On August 12, the company filed a lawsuit in the U.S. District Court for the Northern District of Florida. The lawsuit claims that Florida’s ban violates the Constitution’s Supremacy and Commerce clauses and two federal laws regulating the inspection and distribution of meat products. 

“Our Constitution gives Congress the power to create and enforce a national common market so people can make decisions for themselves about what products they want to buy in the interstate market,” Paul Sherman, a senior attorney at the Institute for Justice, Upside’s legal representative, stated during a news conference. 

“We’re not looking to replace conventional meat, which will always have a place on our tables,” Uma Valeti, a cardiologist who founded the lab-grown meat company in 2015, stated during a conference call with reporters. “We want to give consumers a choice, a choice so they can eat cultivated meat or conventional meat, any choice they can make in the future to keep up with the demand for meat that will double by 2050.”

The suit also targeted the ban’s more significant implications, saying that it could set a dangerous precedent for other states to follow, possibly stalling the growth of the lab-grown meat industry across America.

“Upside doesn’t want to force anyone to eat cultivated meat,” the suit read. “But it does want the opportunity to distribute its product to willing consumers so that those consumers can decide for themselves whether Upside’s product is worth eating.

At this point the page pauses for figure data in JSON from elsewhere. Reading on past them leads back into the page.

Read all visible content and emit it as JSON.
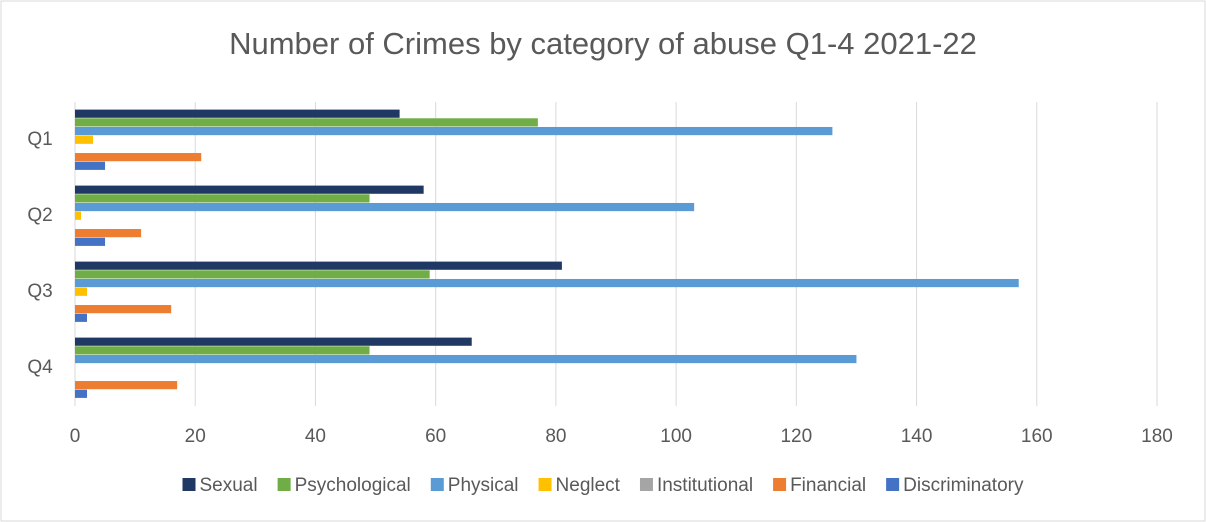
{
  "chart_data": {
    "type": "bar",
    "orientation": "horizontal",
    "title": "Number of Crimes by category of abuse Q1-4 2021-22",
    "categories": [
      "Q1",
      "Q2",
      "Q3",
      "Q4"
    ],
    "series": [
      {
        "name": "Sexual",
        "color": "#203864",
        "values": [
          54,
          58,
          81,
          66
        ]
      },
      {
        "name": "Psychological",
        "color": "#70ad47",
        "values": [
          77,
          49,
          59,
          49
        ]
      },
      {
        "name": "Physical",
        "color": "#5b9bd5",
        "values": [
          126,
          103,
          157,
          130
        ]
      },
      {
        "name": "Neglect",
        "color": "#ffc000",
        "values": [
          3,
          1,
          2,
          0
        ]
      },
      {
        "name": "Institutional",
        "color": "#a5a5a5",
        "values": [
          0,
          0,
          0,
          0
        ]
      },
      {
        "name": "Financial",
        "color": "#ed7d31",
        "values": [
          21,
          11,
          16,
          17
        ]
      },
      {
        "name": "Discriminatory",
        "color": "#4472c4",
        "values": [
          5,
          5,
          2,
          2
        ]
      }
    ],
    "xlim": [
      0,
      180
    ],
    "xticks": [
      0,
      20,
      40,
      60,
      80,
      100,
      120,
      140,
      160,
      180
    ],
    "grid": true,
    "legend": "bottom"
  }
}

And Upside has a right to do so because SB 1084 is unconstitutional.”

Currently, Florida’s new law makes it a second-degree misdemeanor to manufacture or sell lab-grown meat in the Sunshine State, punishable by up to 60 days in jail—a penalty Upside Foods claims is both unjust and detrimental to innovation in the food sector.

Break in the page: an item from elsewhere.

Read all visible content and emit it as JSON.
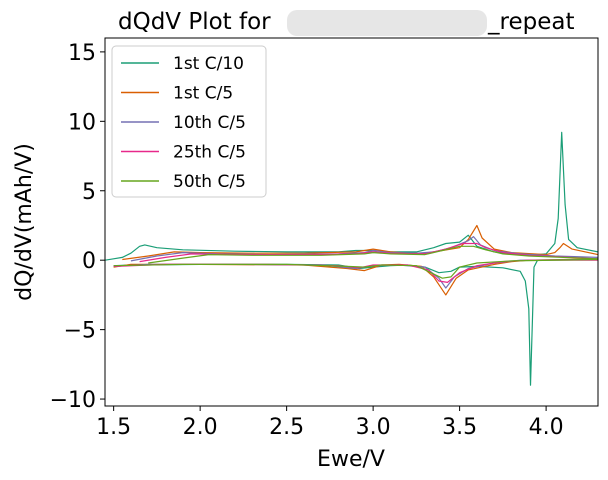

Florida’s Agriculture Commissioner Wilton Simpson, who is named as a defendant in the lawsuit, further defended the ban, arguing that lab-grown meat is “not proven to be safe enough for consumers” and is part of a “liberal agenda to shut down farms.”

“Food security is a matter of national security, and our farmers are the first line of defense,” he said in the statement. “As Florida’s commissioner of agriculture, I will fight every day to protect a safe, affordable and abundant food supply. States are the laboratory of democracy, and Florida has the right to not be a corporate guinea pig. Leave the ‘Frankenmeat’experiment to California.”

Supporters of lab-grown meat claim that it might reduce environmental impacts, improve food security, and eliminate the need for animal slaughter. 

DeSantis has been busy enacting a right-wing agenda. He signed into law a six-week abortion ban back in April 2023, hours after Florida’s Republican-controlled legislature passed the measure.

On April 16, DeSantis signed an education bill that rolled back some of his earlier legislation, which led to Florida being known as the book ban capital of the U.S.